Superstorm Sandy, which hit the New York metropolitan area in 2012, enabled Hurd and Nomura to show that stress exacerbates these prenatal effects. Women who were pregnant during the storm used cannabis at high rates, likely as a coping mechanism, and in the years since, their children have shown signs of trouble. At ages 2 to 5, Hurd and Nomura reported in May, these children were 31 times more likely to meet the criteria for disruptive behavior disorders and seven times more likely to have an anxiety disorder than kids exposed to neither cannabis nor Sandy in utero. “It’s a drastic synergistic increase,” Nomura says.

That work suggests the effects of cannabis on children may also be amplified in communities and families with “much greater psychosocial challenges,” Hurd says. These may include neighborhoods of color beset by poverty, violence, and a disproportionate number of arrests, she says.
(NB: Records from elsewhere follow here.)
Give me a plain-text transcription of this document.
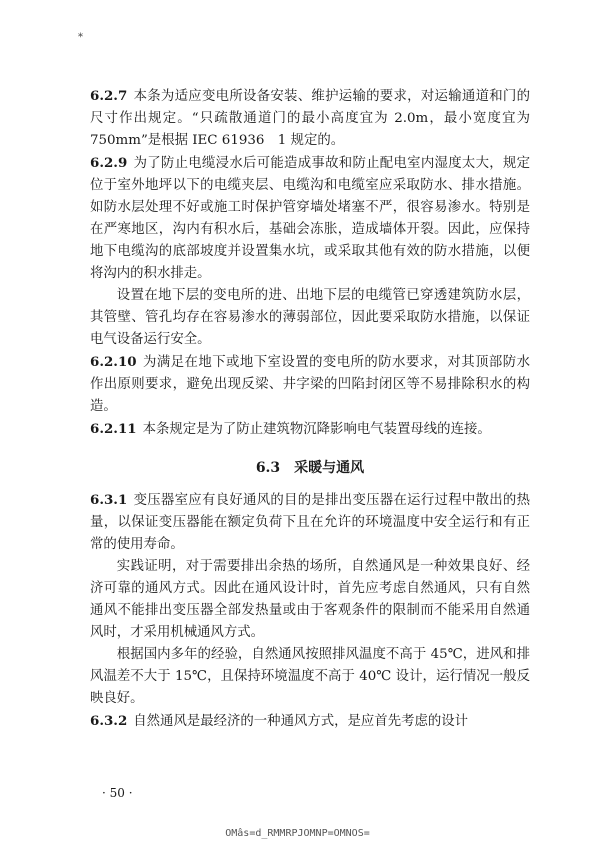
*

6.2.7 本条为适应变电所设备安装、维护运输的要求，对运输通道和门的尺寸作出规定。“只疏散通道门的最小高度宜为 2.0m，最小宽度宜为 750mm”是根据 IEC 61936　1 规定的。

6.2.9 为了防止电缆浸水后可能造成事故和防止配电室内湿度太大，规定位于室外地坪以下的电缆夹层、电缆沟和电缆室应采取防水、排水措施。如防水层处理不好或施工时保护管穿墙处堵塞不严，很容易渗水。特别是在严寒地区，沟内有积水后，基础会冻胀，造成墙体开裂。因此，应保持地下电缆沟的底部坡度并设置集水坑，或采取其他有效的防水措施，以便将沟内的积水排走。

设置在地下层的变电所的进、出地下层的电缆管已穿透建筑防水层，其管壁、管孔均存在容易渗水的薄弱部位，因此要采取防水措施，以保证电气设备运行安全。

6.2.10 为满足在地下或地下室设置的变电所的防水要求，对其顶部防水作出原则要求，避免出现反梁、井字梁的凹陷封闭区等不易排除积水的构造。

6.2.11 本条规定是为了防止建筑物沉降影响电气装置母线的连接。

6.3 采暖与通风

6.3.1 变压器室应有良好通风的目的是排出变压器在运行过程中散出的热量，以保证变压器能在额定负荷下且在允许的环境温度中安全运行和有正常的使用寿命。

实践证明，对于需要排出余热的场所，自然通风是一种效果良好、经济可靠的通风方式。因此在通风设计时，首先应考虑自然通风，只有自然通风不能排出变压器全部发热量或由于客观条件的限制而不能采用自然通风时，才采用机械通风方式。

根据国内多年的经验，自然通风按照排风温度不高于 45℃，进风和排风温差不大于 15℃，且保持环境温度不高于 40℃ 设计，运行情况一般反映良好。

6.3.2 自然通风是最经济的一种通风方式，是应首先考虑的设计

· 50 ·
OMâs=d_RMMRPJOMNP=OMNOS=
ALARMED AS SHE IS about these many risks, Hurd does not support rolling back legalization. Criminalizing cannabis possession, she notes, has exacted disproportionate costs to communities of color. It also hurts people grappling with drug addiction. “It’s absurd in a civilized society that we think that locking people up for substance use will cure the problem. It actually worsens the problem,” she says. Instead, she favors regulations that limit potency and using tax revenues from the sale of cannabis to educate people about the risks, and for treatment and research to help those harmed by its use.

Hurd spends much of her time fighting for space for Mount Sinai’s addiction treatment centers. It’s a constant, depressing battle against the stigma of substance use disorders, she says, despite an overdose epidemic that has gripped the nation. A big part of the problem is money. “Addictions are not a clinically profitable specialty,” she says.

But she’s determined to keep fighting. “There are a lot of people who have a substance use disorder who would give everything to get back a normal life. Everything,” Hurd says. “That’s why I’m so committed to this career. It’s to help give people their lives back.”